In der Regel benötigen Erwachsene ein bis drei Jahre, um die Sprache zu beherrschen. Wer regelmässig mit Gebärdensprachnutzenden kommuniziert, kann die Sprache besonders schnell lernen. Veranstaltungen oder Treffen sind für Neuanwender / Neuanwenderinnen eine gute Möglichkeit, das Gelernte praktisch anzuwenden.
Um das Gebärdensprachdolmetschen zu lernen, kann eine Weiterbildung besucht werden. Das Angebot ist recht gross, gerade in grösseren Städten in der Schweiz. Auch gibt es die Möglichkeit die Sprache daheim im Eigenstudium zu erlernen. Verschiedene Online-Lernprogramme und Apps können dabei helfen.
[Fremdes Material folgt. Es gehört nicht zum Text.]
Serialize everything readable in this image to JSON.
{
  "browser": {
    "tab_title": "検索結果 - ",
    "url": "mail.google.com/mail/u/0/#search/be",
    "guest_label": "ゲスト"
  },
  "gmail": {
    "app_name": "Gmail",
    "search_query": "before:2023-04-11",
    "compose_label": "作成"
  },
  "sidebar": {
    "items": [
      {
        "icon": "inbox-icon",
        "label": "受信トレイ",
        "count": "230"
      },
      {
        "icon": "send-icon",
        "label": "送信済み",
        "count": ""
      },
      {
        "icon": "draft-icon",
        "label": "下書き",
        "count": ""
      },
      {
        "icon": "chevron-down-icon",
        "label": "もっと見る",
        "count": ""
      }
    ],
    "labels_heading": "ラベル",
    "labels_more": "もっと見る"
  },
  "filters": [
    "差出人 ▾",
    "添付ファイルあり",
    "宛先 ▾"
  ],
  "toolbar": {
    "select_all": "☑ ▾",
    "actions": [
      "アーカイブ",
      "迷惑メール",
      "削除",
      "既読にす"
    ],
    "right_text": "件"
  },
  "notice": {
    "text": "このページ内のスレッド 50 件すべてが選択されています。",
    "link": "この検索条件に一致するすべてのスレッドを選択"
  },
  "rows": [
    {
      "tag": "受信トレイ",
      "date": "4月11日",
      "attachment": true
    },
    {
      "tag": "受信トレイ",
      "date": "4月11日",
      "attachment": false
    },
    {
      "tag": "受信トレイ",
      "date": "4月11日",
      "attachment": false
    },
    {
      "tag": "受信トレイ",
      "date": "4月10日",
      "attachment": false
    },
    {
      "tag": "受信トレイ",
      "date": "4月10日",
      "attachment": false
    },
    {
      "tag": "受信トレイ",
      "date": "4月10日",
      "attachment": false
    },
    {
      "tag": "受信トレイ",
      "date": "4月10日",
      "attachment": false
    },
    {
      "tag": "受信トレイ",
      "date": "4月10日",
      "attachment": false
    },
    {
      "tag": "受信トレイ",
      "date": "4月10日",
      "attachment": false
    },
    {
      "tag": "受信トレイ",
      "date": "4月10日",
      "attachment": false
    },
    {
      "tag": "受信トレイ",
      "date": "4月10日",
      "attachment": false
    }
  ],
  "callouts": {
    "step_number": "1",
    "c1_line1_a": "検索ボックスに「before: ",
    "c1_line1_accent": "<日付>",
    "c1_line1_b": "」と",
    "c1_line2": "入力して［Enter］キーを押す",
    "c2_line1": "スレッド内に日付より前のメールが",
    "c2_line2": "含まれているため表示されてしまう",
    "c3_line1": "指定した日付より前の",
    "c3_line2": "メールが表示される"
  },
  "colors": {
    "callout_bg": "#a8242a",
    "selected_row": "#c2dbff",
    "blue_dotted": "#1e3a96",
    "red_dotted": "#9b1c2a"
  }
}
Gebärdensprache ist übrigens nicht gleich Gebärdensprache: In der Schweiz gibt es drei verschiedene Gebärdensprachen: Die Französische (LSF), die Deutschschweizerische (DSGS) und die Italienische Gebärdensprache (LIS). In der Deutschschweiz gibt es ausserdem fünf Dialekte: Bern, Basel, Zürich Luzern und St. Gallen. Damit Gehörlose oder Hörgeschädigte auch über die Sprachgrenze hinweg miteinander kommunizieren können, nutzen diese die «Verkehrssprache» International Sign Language.